Cheating……Why do Students Cheat?

I’ve been thinking about this lately.  Cheating has been in the news.  Recently the most famous cheat of all was finally exposed and admitted his cheating.  Lance Armstrong – 7 time winner of the most prestigious bike race in the world , Le Tour de France – admitted cheating every year.  He did illegal things to gain an advantage and broke the rules.  His career is a disaster.  He was motivated by his need to win at all costs and while knowing he could cheat and still win. But he is exposed and his career is a disaster.

Why do people cheat when they know it is wrong?  This is a really difficult question to answer.  There are no easy answers.  People make choices and find ways to justify their actions even when they know they are doing things that are wrong.

Cheating in schools is a significant problem.  Why do students cheat in school?  It could be that:

  • They just don’t know the work/material and copying or plagiarizing is the easiest way out
  • They haven’t spent time on the work and are unprepared
  • They give their work to someone else to be a good friend
  • They want to gain an advantage over others
  • They don’t think their behavior is a big deal and feel it is okay to cheat, after all there are many examples of successful cheaters in the world.

A US News and World Report article in May 2010 entitled Most High Schoolers Cheat—But Don’t Always See It as Cheating provides some interesting information.   It refers to a study by the University of Nebraska-Lincoln that examined cheating among high-school students.  Here are some of the facts from the study, reported in the magazine:

  • 89 percent said glancing at someone else’s answers during a test was cheating – 87 percent said they’d done that at least once
  • 94 percent said providing answers to someone during a test was cheating – 74 percent admitted to doing it.
  • 47 percent said that providing test questions to a fellow student who had yet to take a test was academically dishonest – nearly seven out of 10 admitted to doing so.
  • Sixty-two percent said doing individual take-home tests with a partner was cheating (51 percent said they’d done so);
  • 23 percent said doing individual homework with a partner was dishonest (91 percent had done so); and
  • 39 percent said writing a report based on the movie instead of reading the book wasn’t cheating (53 percent had done so).

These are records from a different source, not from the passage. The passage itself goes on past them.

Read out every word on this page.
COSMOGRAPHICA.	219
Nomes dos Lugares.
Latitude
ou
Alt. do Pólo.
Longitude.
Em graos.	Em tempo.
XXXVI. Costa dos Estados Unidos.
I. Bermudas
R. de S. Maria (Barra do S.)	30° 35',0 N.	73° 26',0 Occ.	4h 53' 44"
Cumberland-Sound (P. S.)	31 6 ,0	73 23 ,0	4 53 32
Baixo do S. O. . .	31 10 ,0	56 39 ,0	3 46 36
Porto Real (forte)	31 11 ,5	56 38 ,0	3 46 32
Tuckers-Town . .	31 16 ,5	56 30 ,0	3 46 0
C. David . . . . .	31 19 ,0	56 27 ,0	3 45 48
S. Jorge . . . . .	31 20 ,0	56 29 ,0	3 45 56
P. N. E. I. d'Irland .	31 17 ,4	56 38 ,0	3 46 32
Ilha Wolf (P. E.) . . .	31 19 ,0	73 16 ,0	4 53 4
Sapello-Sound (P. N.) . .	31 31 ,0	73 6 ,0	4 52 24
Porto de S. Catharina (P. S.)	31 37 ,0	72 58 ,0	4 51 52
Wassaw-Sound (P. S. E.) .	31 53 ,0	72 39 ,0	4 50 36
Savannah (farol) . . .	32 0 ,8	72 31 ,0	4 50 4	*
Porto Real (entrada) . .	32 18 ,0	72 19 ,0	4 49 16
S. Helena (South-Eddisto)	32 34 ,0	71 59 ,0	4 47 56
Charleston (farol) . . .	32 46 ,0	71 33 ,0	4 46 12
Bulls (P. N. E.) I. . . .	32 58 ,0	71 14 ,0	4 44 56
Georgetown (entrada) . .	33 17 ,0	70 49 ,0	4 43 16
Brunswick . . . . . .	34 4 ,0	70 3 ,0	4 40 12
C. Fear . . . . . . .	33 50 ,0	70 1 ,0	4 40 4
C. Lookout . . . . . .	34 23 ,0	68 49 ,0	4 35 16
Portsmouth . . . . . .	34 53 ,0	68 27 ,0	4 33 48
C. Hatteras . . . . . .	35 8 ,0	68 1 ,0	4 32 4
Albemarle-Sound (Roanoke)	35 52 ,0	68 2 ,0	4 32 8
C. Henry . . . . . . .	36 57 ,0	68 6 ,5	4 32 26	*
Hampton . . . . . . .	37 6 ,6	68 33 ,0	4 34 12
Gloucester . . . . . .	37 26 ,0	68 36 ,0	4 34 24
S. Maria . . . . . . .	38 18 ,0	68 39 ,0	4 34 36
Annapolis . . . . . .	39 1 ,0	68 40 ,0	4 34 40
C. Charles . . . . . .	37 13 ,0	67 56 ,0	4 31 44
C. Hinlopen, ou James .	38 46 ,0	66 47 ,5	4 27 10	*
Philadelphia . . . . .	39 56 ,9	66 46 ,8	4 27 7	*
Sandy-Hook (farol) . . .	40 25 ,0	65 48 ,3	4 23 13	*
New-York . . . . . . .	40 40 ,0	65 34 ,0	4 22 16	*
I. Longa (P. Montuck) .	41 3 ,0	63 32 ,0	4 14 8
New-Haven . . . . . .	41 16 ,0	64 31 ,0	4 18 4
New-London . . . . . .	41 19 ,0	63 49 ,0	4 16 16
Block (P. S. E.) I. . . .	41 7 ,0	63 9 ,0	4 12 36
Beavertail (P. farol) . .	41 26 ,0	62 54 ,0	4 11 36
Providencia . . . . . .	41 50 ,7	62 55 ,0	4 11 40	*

Students recognize cheating, they know what is right and what is wrong, yet many cheat.

In another study of approximately 23,000 students, there was evidence that incidents of cheating were dropping.  According to the survey, in 2010, 59 percent of students admitted they had cheated on an exam in the past year — a statistic that dropped to 51 percent in 2012. Those who claimed to have copied another’s homework also dropped from 34 percent to 32 percent over the past two years.  This gives us hope!

We have an honor code at LCS.  It is built upon the pillars of Responsibility, Trust, Fairness, Honesty, and Respect.  We pay attention to it.  It is important at LCS.  I want to heighten this importance for our community.  Adults in school seek to present themselves as role models for students. I believe, overall, students view their teachers as role models of integrity.  Role models are important for students.

All parents want their kids to make ethical choices.  When an incident of cheating occurs, parents are always baffled to learn that their child, raised to a high moral standard, engaged in unethical cheating.  So why is it so easy for kids to cheat?

When one considers the wider context of a competitive world where success is often equated to professional gain, material growth, bigger contracts, and a “win at all costs” approach it isn’t too difficult to view the copying of homework or looking over at a classmates test as a just a minor transgression.  In our world, how often do the ends justify the means?  We must celebrate role models of integrity and honesty.  High profile cheaters like Lance Armstrong should pay a significant price for cheating.

As a school Principal, it’s challenging.  Having said that, we must teach, model, and promote integrity.  We must use our tools such as our Honor Code and our capacity as role models.  We must promote and encourage principled behavior.  We must discuss, highlight, process, and reflect upon the many examples of unethical AND ethical behavior that surrounds us in this world.

We must fend off the challenges we face.  A quick search of “How to Cheat” YouTube videos turns up such titles as:

  • How to Cheat with a Blank Piece of Paper
  • How to cheat on any test #4 (Band-aids)
  • How to: 5 ways to cheat in an exam

These videos have millions and millions of views!  We can’t ignore reality. It is an uphill battle.

Personally, my goal is to live with honesty and integrity.  I want to model both qualities.   I’ve lied in my past and I’ve had to cover up actions, but I also accepted consequences if I made a mistake.  Most importantly when I made a huge mistake, I reflected and learned from it.  Noone is perfect.  We are all flawed and we all make mistakes.  Learning is the key.  One’s ethical and moral compass is nurtured and developed during school years.  Cheating on schoolwork is wrong and if you want to strengthen your courage and shape your moral compass, you step away from opportunities to cheat.